I know, I know…. It’s hard to even think about the flu season when it’s hot enough outside to bake a potato on the sidewalk. But, the U.S. Food and Drug Administration (FDA) is already preparing for the 2011-2012 flu season.
The FDA has approved the vaccine formulation for the upcoming season. Six manufacturers have been chosen to produce and distribute the vaccines in the U.S.
“Vaccines to prevent seasonal influenza have a long and successful track record of safety and effectiveness in the United States,” Dr. Karen Midthun, director of FDA’s Center for Biologics Evaluation and Research, said in an agency news release.
The approved vaccines are designed to protect against 3 virus strains that scientists think will be the most prevalent in the upcoming flu season. It also includes the vaccine for the 2010-2011virus strains.

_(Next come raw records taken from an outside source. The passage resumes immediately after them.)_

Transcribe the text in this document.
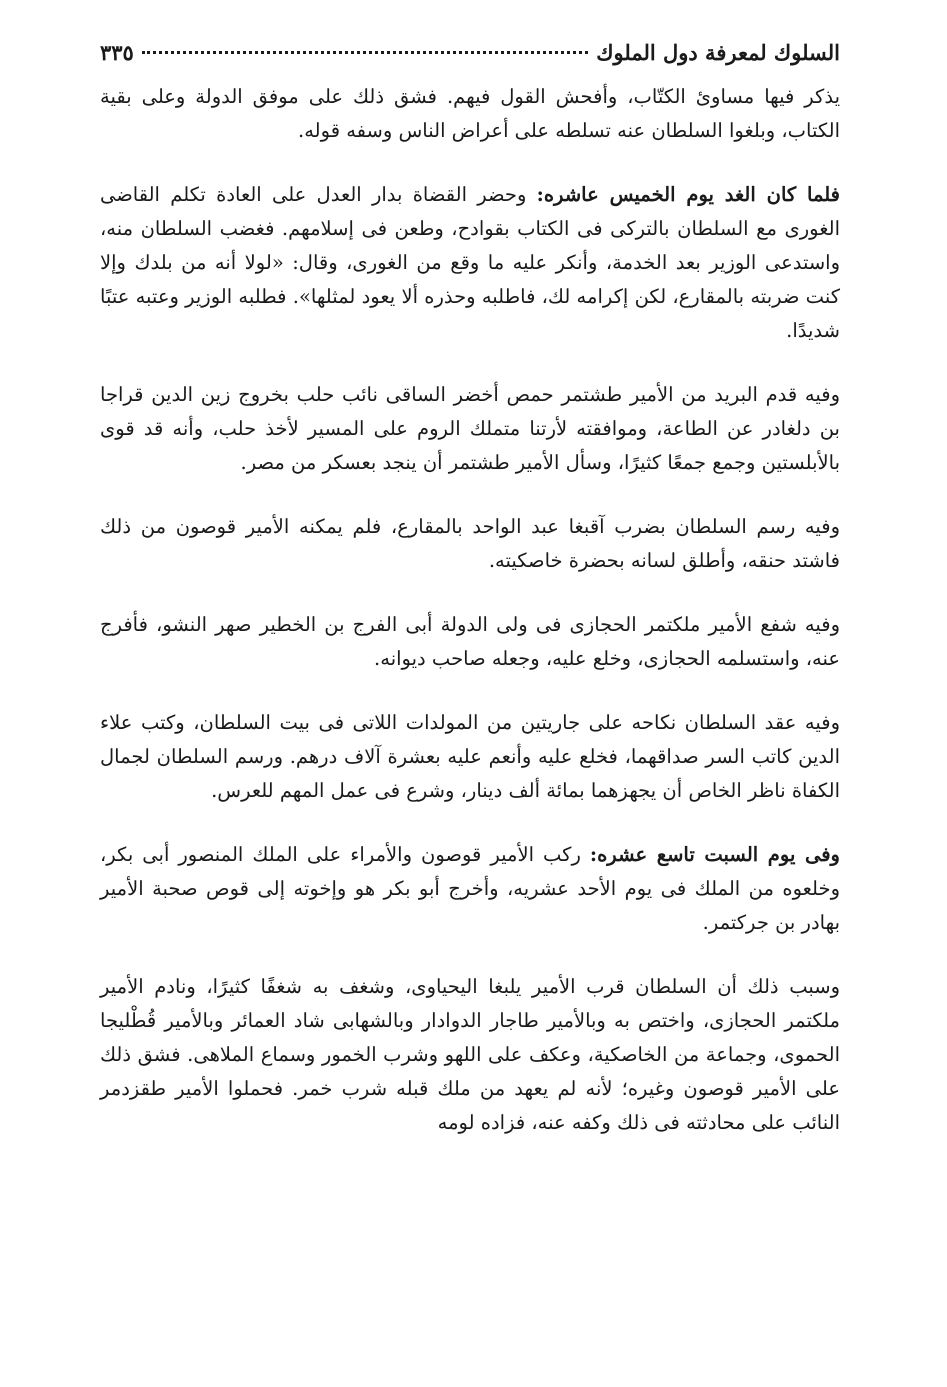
السلوك لمعرفة دول الملوك
٣٣٥

يذكر فيها مساوئ الكتّاب، وأفحش القول فيهم. فشق ذلك على موفق الدولة وعلى بقية الكتاب، وبلغوا السلطان عنه تسلطه على أعراض الناس وسفه قوله.

فلما كان الغد يوم الخميس عاشره: وحضر القضاة بدار العدل على العادة تكلم القاضى الغورى مع السلطان بالتركى فى الكتاب بقوادح، وطعن فى إسلامهم. فغضب السلطان منه، واستدعى الوزير بعد الخدمة، وأنكر عليه ما وقع من الغورى، وقال: «لولا أنه من بلدك وإلا كنت ضربته بالمقارع، لكن إكرامه لك، فاطلبه وحذره ألا يعود لمثلها». فطلبه الوزير وعتبه عتبًا شديدًا.

وفيه قدم البريد من الأمير طشتمر حمص أخضر الساقى نائب حلب بخروج زين الدين قراجا بن دلغادر عن الطاعة، وموافقته لأرتنا متملك الروم على المسير لأخذ حلب، وأنه قد قوى بالأبلستين وجمع جمعًا كثيرًا، وسأل الأمير طشتمر أن ينجد بعسكر من مصر.

وفيه رسم السلطان بضرب آقبغا عبد الواحد بالمقارع، فلم يمكنه الأمير قوصون من ذلك فاشتد حنقه، وأطلق لسانه بحضرة خاصكيته.

وفيه شفع الأمير ملكتمر الحجازى فى ولى الدولة أبى الفرج بن الخطير صهر النشو، فأفرج عنه، واستسلمه الحجازى، وخلع عليه، وجعله صاحب ديوانه.

وفيه عقد السلطان نكاحه على جاريتين من المولدات اللاتى فى بيت السلطان، وكتب علاء الدين كاتب السر صداقهما، فخلع عليه وأنعم عليه بعشرة آلاف درهم. ورسم السلطان لجمال الكفاة ناظر الخاص أن يجهزهما بمائة ألف دينار، وشرع فى عمل المهم للعرس.

وفى يوم السبت تاسع عشره: ركب الأمير قوصون والأمراء على الملك المنصور أبى بكر، وخلعوه من الملك فى يوم الأحد عشريه، وأخرج أبو بكر هو وإخوته إلى قوص صحبة الأمير بهادر بن جركتمر.

وسبب ذلك أن السلطان قرب الأمير يلبغا اليحياوى، وشغف به شغفًا كثيرًا، ونادم الأمير ملكتمر الحجازى، واختص به وبالأمير طاجار الدوادار وبالشهابى شاد العمائر وبالأمير قُطْليجا الحموى، وجماعة من الخاصكية، وعكف على اللهو وشرب الخمور وسماع الملاهى. فشق ذلك على الأمير قوصون وغيره؛ لأنه لم يعهد من ملك قبله شرب خمر. فحملوا الأمير طقزدمر النائب على محادثته فى ذلك وكفه عنه، فزاده لومه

The 2011-2012 strains vaccine will be for:
- A/California/7/09 (H1N1)-like virus (pandemic (H1N1) 2009 influenza virus,
- A/Perth /16/2009 (H3N2)-like virus,
- B/Brisbane/60/2008-like virus
You might be thinking, “I had a flu shot last year. If the vaccine is going to be the same , why do I need to get another?” The US Centers for Disease Control and Prevention (CDC) says that it’s best to have an annual vaccine even if it’s the same formulation you received last year in order to get “optimal protection,” specifying that a decline in protection from the previous year’s immunization “has the potential to leave some people more vulnerable to infection, illness and possibly serious complications from the same influenza viruses a year after being vaccinated.”
This group of vulnerable individuals includes elderly people and those with chronic health conditions that weaken their immune system.
The American Heritage Dictionary of the English Language, defines elderly as someone past middle age and approaching old age. Researchers at the Pew Research Center say when “old age” begins changes- depending on what age group you ask. Adults under 30 will generally say old age begins at 60, while people currently between 50-64 say it begins at 69. The next group, 65 and older, think it starts around 74.
Also, a strong flu virus can still take down a healthy immune system. Ask anyone who’s had the flu.
The point is, don’t let words like “ elderly” or “ weakened immune system” trick you into thinking that you don’t need to worry about getting a flu shot. Some people are more likely to get sicker than others, but anyone can catch the flu.
An estimated 5% to 20% of Americans come down with the flu every year. That leads to more than 200,000 hospital visits. Avoiding an emergency room visit, or sitting in a doctor’s office with other sick patients, are two really good reasons to get an annual flu shot.
The CDC recommends that everyone 6 months and older get a flu shot each year. So, even if the flu season isn’t on the top of your list of concerns right now, file this important information away, and remember to get yourself and your family’s flu shot before the season sneaks up and catches you off guard. You’ll be glad you did!